Seeds are bursting with health-promoting qualities. Flax, hemp, and chia seeds are rich in ALA, an omega-3 fat that supports thyroid function and other hormone balance. Healthy fat is imperative to keeping inflammation low and mood high. They also help regulate blood sugar, brain function, and appetite control.

5. Filling Fiber

Most people with hypothyroidism have digestive issues, so consuming high amounts of fiber can keep things moving smoothly. Although the USDA only recommends 25 grams of fiber a day, I suggest aiming closer to 40 grams and consuming those from a variety of plants like seeds, nuts, vegetables, and fruit instead of fiber supplements. Fiber also helps detox the body and is powerful for chronic disease prevention.

6. Bone Broth

Sipping on homemade beef, fish, and chicken stock helps repair the intestinal lining with nourishing amino acids. The mineral density of broth also prevents deficiencies like calcium, magnesium, phosphorus, and silicon, which are critical to overall health and healing gut damage.

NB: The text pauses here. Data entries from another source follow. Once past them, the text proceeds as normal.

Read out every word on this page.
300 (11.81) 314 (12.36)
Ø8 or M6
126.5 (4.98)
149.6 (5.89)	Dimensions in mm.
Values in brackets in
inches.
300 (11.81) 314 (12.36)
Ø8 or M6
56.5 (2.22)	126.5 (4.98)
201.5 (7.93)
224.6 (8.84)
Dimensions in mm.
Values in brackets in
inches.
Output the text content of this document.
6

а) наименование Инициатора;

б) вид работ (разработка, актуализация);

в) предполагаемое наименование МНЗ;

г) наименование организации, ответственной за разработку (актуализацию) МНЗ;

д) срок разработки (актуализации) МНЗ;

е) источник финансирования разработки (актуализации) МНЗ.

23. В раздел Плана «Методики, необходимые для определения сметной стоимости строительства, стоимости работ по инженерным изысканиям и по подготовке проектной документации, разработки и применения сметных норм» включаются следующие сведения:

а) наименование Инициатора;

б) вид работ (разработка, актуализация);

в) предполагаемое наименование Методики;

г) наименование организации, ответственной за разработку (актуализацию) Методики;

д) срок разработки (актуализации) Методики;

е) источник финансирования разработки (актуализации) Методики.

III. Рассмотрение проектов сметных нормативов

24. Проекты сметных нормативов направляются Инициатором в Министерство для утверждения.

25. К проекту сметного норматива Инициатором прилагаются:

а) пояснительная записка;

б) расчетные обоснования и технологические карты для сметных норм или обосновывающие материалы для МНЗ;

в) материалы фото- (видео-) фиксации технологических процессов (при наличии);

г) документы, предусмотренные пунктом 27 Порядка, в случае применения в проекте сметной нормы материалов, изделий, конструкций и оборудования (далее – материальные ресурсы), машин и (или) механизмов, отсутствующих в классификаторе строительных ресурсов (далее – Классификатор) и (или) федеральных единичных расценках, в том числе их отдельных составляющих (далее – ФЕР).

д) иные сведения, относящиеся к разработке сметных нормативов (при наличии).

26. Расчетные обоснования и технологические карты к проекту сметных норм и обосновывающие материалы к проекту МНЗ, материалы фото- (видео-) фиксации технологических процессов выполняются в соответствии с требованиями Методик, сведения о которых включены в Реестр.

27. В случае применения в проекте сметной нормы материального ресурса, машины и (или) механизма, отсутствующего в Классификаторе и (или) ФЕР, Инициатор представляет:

The Top 6 Staples of a Low Thyroid Diet

Focusing on these six thyroid-supporting foods is a great first step in designing a healing diet. However, hypothyroid sufferers are at a high risk for food sensitivities and other individualized dietary challenges. This means that even the healthiest foods could cause unwanted and harmful symptoms. It’s always best to design a unique nutrition plan based on comprehensive diagnostic testing to help you decide which foods are best for you. Following generalized nutrition advice will only get you so far; to fully heal from a low thyroid, you need a therapeutic plan built just for you.